The market dynamic driving compounding demand, he says, is the same list-versus-net price distortion. GLP-1 compounders charge roughly $100–$150 against a pharmacy list price of $1,000. If direct consumer prices come down to $200, the price delta that makes compounding attractive largely disappears.
Where Parker sees startup opportunity
The investment thesis Parker is building around is not AI diagnostics or vertical medical models — he is skeptical that dedicated health AI products outperform foundation models on diagnosis, and doubts consumers pay $20 a month for something ChatGPT handles 80% as well for free.
The gap he finds more compelling is the transactional infrastructure. Healthcare has no product catalog, no visible pricing, no checkout flow. ChatGPT now runs Shopify checkout inline; nothing equivalent exists in healthcare. Once a patient has a probable diagnosis and needs a prescription, labs, or a referral, there is no digitized path to actually transact. Parker frames that as the infrastructure problem worth solving — building the equivalent of a product catalog and pricing layer for healthcare, independent of wherever the consumer front door ends up sitting.

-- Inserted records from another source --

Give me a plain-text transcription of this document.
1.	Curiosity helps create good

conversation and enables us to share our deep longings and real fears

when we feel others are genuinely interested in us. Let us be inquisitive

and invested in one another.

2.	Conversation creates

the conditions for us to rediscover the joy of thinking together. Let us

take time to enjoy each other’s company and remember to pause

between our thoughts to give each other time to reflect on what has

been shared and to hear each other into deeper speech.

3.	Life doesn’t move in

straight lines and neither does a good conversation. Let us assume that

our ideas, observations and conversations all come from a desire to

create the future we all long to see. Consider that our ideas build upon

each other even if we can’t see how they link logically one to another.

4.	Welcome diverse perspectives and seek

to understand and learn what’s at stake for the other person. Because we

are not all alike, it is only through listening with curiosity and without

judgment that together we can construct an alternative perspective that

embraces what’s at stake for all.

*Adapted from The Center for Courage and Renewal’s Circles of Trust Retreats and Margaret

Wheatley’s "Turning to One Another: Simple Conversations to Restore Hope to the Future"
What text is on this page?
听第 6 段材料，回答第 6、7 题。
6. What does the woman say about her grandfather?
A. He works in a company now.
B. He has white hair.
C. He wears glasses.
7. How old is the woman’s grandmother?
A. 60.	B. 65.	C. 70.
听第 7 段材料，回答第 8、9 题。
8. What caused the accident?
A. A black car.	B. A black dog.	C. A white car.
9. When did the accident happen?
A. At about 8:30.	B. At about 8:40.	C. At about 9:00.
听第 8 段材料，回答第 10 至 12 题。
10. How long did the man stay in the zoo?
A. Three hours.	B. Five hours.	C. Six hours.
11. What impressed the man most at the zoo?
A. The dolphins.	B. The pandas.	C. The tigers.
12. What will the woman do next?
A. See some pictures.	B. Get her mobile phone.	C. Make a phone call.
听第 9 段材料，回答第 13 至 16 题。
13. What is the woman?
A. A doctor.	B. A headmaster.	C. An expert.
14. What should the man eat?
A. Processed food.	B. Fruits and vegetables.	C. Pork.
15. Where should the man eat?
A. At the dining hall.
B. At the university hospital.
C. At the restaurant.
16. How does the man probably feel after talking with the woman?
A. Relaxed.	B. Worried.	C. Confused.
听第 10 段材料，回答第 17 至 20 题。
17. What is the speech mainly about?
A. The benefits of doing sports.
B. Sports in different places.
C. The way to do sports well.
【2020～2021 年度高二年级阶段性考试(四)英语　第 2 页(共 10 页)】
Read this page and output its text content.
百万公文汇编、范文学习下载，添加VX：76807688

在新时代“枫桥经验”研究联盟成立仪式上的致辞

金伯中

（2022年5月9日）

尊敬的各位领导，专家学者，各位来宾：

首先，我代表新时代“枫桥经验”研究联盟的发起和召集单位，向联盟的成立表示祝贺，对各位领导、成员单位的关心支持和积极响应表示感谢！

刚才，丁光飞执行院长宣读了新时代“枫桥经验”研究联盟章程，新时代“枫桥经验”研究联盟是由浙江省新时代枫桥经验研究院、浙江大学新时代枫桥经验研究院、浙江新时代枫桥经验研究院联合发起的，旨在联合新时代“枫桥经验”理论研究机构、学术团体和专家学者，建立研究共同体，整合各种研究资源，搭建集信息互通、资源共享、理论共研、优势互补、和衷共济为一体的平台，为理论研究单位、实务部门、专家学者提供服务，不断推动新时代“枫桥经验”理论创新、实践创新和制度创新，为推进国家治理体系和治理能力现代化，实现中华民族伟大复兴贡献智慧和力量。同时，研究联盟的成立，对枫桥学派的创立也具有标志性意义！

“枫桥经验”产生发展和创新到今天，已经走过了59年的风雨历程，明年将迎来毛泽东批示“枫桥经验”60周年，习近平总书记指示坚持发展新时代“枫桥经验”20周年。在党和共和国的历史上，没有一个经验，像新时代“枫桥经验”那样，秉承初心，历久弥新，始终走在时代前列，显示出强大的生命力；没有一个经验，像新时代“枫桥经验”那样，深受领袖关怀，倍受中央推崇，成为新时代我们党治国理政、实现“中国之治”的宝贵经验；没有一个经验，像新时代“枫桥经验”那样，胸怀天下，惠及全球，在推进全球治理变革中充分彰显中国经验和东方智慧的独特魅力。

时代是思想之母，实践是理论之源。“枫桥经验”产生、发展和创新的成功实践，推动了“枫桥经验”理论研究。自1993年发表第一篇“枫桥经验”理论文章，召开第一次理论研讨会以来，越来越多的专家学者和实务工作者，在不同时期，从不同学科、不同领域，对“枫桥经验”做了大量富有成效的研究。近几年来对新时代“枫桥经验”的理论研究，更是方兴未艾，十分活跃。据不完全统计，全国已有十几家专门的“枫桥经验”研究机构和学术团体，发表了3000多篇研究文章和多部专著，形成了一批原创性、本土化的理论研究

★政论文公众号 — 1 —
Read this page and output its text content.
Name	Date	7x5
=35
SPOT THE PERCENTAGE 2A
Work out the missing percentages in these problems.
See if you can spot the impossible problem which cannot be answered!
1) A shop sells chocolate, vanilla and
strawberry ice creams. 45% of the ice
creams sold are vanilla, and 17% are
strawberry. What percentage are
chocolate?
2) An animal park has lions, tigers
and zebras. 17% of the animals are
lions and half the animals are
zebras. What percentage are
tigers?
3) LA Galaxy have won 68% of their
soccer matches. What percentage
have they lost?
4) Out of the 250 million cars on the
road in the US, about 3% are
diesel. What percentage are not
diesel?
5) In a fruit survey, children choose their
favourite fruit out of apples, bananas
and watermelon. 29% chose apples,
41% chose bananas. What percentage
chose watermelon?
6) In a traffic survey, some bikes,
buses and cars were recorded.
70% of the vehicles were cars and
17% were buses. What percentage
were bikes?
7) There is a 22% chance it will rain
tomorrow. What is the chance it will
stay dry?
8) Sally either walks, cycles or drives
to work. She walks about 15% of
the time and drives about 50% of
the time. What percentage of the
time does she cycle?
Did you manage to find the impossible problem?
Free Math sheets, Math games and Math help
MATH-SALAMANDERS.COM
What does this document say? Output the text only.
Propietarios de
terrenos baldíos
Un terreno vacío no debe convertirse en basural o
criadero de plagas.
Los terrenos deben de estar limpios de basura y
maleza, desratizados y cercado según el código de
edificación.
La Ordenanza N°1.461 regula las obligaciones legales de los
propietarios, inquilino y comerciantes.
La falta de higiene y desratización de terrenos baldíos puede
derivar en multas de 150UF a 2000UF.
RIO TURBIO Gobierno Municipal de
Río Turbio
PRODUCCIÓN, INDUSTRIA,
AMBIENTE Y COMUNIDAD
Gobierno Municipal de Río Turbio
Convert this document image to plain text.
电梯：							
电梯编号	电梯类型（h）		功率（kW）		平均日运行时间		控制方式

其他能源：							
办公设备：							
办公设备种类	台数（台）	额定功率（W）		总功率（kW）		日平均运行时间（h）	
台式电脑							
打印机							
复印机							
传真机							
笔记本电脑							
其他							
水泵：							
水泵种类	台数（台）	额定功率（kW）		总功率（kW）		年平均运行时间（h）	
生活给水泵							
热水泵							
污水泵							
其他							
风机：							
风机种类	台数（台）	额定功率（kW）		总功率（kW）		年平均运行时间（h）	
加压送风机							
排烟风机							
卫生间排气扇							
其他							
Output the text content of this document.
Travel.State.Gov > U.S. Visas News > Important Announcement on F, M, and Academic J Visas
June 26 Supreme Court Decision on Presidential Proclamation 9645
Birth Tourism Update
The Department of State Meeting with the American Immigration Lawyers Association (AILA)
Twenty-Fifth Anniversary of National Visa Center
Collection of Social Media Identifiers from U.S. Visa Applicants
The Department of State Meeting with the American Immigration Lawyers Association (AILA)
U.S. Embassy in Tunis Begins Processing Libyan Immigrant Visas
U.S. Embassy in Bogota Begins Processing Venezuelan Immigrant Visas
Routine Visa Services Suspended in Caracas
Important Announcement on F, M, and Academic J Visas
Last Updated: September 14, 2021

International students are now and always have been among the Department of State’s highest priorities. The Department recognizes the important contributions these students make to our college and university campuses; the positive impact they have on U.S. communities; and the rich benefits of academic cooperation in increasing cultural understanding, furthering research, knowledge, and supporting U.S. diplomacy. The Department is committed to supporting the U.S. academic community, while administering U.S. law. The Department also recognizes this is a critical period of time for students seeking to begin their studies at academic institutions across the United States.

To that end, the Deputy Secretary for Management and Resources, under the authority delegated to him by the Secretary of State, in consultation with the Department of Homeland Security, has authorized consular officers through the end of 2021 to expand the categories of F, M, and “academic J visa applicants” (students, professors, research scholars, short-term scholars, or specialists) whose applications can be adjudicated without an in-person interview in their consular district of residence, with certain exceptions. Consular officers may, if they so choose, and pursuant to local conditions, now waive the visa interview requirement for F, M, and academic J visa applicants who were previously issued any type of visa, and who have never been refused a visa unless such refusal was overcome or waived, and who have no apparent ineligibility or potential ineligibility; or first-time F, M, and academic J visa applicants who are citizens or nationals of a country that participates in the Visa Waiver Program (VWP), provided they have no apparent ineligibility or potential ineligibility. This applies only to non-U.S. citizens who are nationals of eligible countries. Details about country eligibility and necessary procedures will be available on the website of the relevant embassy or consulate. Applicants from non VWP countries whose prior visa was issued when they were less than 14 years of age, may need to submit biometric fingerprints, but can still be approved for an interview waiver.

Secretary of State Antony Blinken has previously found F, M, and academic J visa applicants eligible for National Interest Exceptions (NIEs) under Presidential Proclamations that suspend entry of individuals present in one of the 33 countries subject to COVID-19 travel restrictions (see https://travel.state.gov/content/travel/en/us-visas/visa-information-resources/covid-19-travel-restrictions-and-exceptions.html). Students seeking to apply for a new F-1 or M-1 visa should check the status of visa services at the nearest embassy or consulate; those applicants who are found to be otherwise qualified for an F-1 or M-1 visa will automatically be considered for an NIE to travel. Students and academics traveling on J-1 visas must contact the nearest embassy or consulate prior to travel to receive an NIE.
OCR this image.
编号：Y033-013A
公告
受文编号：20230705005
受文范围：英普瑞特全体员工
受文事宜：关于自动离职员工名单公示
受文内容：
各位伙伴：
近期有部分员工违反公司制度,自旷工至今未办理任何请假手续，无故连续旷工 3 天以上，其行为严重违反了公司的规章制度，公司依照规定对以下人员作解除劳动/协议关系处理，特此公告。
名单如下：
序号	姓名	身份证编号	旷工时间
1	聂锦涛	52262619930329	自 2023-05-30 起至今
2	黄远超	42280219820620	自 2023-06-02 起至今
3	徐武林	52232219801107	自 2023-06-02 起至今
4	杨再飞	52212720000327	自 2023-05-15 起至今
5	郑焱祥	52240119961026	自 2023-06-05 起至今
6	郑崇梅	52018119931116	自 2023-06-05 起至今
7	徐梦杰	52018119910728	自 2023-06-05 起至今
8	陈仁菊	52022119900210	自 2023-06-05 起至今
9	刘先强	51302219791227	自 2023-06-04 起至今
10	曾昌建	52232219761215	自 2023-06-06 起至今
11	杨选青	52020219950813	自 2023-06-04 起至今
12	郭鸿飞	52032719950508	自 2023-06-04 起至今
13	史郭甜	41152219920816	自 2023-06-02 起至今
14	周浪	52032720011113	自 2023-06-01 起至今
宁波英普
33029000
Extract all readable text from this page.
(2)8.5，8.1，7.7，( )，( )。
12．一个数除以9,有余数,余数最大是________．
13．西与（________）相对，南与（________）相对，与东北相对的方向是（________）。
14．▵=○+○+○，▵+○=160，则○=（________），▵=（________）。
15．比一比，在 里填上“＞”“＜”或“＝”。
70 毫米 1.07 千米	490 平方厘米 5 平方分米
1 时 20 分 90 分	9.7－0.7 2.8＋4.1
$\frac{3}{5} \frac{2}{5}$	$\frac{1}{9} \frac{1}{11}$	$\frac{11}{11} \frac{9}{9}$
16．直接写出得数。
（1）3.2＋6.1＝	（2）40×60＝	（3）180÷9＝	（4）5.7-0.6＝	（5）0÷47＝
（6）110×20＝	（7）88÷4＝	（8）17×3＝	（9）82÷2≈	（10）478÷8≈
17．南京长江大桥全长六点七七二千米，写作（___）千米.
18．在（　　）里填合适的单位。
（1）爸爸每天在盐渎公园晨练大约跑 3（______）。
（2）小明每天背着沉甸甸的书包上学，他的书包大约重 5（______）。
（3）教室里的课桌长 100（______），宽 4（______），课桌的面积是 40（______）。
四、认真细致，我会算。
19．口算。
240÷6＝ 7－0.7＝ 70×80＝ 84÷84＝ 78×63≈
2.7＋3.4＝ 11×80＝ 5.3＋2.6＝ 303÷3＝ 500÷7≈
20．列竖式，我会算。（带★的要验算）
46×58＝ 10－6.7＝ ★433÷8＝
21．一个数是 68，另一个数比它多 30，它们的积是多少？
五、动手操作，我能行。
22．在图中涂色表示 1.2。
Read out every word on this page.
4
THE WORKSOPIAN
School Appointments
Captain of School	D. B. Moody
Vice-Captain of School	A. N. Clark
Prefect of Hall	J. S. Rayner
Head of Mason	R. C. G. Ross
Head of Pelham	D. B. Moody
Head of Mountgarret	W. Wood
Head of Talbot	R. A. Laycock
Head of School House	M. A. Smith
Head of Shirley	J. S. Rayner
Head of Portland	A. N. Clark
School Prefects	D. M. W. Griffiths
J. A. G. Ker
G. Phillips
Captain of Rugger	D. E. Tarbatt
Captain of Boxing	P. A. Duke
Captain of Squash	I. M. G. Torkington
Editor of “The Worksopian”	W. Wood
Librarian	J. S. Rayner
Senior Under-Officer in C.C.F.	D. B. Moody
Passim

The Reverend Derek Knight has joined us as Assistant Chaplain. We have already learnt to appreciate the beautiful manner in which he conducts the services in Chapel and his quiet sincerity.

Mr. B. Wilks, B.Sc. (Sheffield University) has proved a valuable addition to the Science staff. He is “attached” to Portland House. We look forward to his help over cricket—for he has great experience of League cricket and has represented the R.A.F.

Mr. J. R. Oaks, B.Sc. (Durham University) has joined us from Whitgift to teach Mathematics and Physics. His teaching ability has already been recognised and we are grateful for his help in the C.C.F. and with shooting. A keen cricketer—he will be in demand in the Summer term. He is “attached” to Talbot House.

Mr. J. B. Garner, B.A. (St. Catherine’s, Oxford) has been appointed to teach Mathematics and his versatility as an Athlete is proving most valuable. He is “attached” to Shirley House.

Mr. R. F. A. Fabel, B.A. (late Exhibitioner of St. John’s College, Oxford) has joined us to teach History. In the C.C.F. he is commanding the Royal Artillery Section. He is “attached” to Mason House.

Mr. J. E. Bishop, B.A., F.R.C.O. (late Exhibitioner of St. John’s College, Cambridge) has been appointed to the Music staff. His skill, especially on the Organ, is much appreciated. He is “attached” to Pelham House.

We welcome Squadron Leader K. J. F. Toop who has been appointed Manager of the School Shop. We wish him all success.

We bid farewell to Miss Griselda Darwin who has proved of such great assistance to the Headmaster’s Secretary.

On AI administrative efficiency more broadly, he thinks the value will accrue to service businesses that implement it well rather than to pure-play software vendors, with one exception: companies that use AI to compound differentiation in consumer-facing experiences — like dropping the cost of booking a specialist appointment from $40 per human-assisted booking to $2 via AI — have a clearer path to venture-scale returns.
Parker does two to three deals a year at Matrix, concentrated early-stage. His watch on the EO comes down to one question: is the final implementation about fixing the consumer's gross-versus-net problem, or about setting true net MFNs against other countries? The first is structurally benign for pharma and interesting for consumer health startups. The second makes him nervous.